The other gap is the model-probe stage described above. A free scan does not run it, at all — asking a model what it already believes about a business is deep-tier only. A business relying on a free scan for AI visibility gets the setup checks and none of the “what does a model actually say” checks. A report that implied otherwise would be misleading in exactly the direction that matters most to a reader trying to decide whether to trust the score. The full checklist behind both tiers, not just a summary of it, is public in the methodology.

Can you run one yourself?

The setup half, yes, in about fifteen minutes. Check robots.txt for rules that treat AI crawlers differently from Googlebot. View the page source and confirm structured data is present and agrees with what’s visible on the page. Search the business name directly in a model and read what comes back — does it describe the real business, or hedge and guess from whatever the name suggests? A free scan runs the setup half automatically and reports back the same checks in one pass.

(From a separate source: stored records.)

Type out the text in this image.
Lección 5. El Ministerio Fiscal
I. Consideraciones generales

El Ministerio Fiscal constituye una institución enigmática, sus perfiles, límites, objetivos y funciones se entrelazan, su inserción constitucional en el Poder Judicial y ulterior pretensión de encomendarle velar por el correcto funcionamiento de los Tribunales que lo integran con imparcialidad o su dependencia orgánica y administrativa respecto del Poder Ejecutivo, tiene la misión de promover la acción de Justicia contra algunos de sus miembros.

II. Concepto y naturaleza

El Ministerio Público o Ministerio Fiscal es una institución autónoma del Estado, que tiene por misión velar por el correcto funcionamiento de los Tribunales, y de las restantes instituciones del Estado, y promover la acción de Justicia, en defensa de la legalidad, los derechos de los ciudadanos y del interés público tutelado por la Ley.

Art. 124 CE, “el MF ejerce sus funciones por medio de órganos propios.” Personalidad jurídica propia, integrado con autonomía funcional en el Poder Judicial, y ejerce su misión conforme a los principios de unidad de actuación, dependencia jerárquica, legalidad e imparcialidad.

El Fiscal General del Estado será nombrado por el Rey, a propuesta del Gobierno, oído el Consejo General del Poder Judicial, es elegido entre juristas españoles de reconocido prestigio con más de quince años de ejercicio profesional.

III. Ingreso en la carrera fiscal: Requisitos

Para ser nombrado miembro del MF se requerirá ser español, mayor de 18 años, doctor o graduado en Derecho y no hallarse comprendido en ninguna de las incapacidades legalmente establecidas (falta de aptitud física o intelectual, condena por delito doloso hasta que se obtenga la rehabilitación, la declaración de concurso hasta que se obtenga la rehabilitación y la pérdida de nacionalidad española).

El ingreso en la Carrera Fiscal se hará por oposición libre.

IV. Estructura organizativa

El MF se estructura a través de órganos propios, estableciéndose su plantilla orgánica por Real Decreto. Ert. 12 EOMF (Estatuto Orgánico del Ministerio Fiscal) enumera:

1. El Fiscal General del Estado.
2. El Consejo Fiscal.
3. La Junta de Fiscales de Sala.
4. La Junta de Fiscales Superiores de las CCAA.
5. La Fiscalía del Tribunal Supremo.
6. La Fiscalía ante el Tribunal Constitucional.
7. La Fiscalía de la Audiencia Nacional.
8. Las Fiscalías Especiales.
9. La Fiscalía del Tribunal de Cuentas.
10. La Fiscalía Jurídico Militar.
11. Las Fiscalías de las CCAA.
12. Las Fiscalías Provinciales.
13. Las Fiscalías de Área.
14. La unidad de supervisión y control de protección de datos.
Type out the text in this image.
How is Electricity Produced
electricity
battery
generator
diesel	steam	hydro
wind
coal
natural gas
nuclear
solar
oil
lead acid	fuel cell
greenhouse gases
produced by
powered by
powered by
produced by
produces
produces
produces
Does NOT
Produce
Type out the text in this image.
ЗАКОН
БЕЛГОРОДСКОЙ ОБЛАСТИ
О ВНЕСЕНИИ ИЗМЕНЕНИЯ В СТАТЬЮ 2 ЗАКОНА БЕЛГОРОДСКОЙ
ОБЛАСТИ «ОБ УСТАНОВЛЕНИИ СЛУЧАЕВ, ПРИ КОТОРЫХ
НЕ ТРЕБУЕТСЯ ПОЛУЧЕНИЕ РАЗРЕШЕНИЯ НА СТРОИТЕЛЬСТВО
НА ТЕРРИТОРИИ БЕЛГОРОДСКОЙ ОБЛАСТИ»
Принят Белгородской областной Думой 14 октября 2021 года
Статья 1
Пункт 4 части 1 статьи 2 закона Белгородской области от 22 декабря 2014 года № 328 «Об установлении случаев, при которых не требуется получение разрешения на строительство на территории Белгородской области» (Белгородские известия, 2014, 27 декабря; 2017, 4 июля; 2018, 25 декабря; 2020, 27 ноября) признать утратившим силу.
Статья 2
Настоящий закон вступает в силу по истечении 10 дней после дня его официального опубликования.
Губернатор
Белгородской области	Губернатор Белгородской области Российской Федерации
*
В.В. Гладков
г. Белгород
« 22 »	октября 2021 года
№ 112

The result half is harder to do properly alone. One question to one model on one day is a sample of one, and models don’t answer identically twice — a reliable read needs several models, several phrasings of the question, and several runs of each, specifically to catch the run-to-run variance rather than mistake one lucky or unlucky answer for a stable fact. That sampling cost is exactly why it’s the part a free tool skips and a paid one doesn’t.

How often should a business re-audit?

Quarterly is a reasonable baseline for a stable site — neither Google’s crawl cycle nor an AI model’s training cycle moves fast enough to reward checking much more often than that. Re-check sooner after anything that changes what a crawler sees: a redesign, a schema update, a new robots.txt rule, or a rebrand that touches the business name across the site. Those are the changes most likely to shift a result before the next scheduled check would have caught it.

None of this makes “GEO audit” a settled category yet. It’s closer to where “SEO audit” stood before search engines published enough documentation for practitioners to converge on roughly the same checklist. Until something similar happens here, the more honest version of a GEO audit is the one that states plainly what it checked and what it skipped — not the one that came back with the higher number.

Frequently asked questions

What does a GEO audit actually check?

Crawlability for the crawlers AI systems use, structured data, and E-E-A-T signals — the same categories a technical SEO audit covers. A deep GEO audit adds one thing a conventional SEO audit has no equivalent for: asking AI models directly what they already know about the business and whether they'd recommend it.

What's the difference between a free GEO audit and a deep one?

A free run skips the crawl, the browser render, page-speed testing and most off-site sources, and its score is discounted to reflect that — a provisional number with no letter grade, capped below the maximum. A deep run covers the rest of the checklist and adds live model-probe testing, which a free run does not do at all.

Can a business run a GEO audit on itself for free?

The setup half, yes — checking robots.txt for AI crawler rules and structured data takes about fifteen minutes. The result half is harder alone: reading what a model actually says about a business needs several models, several phrasings, and several runs of each to separate a stable answer from a one-off.

Does a GEO audit replace a technical SEO audit?

No. Most of a GEO audit's checklist — crawlability, schema, page structure, content clarity — is inherited SEO fundamentals, not a replacement for them. A site invisible to Googlebot is invisible to an AI crawler for the same underlying reasons.

How often should a business re-run a GEO audit?

Quarterly is a reasonable baseline for a stable site. Re-check sooner after a redesign, a schema change, a robots.txt edit, or a rebrand that touches the business name — those are the changes most likely to move a result before the next scheduled check would catch it.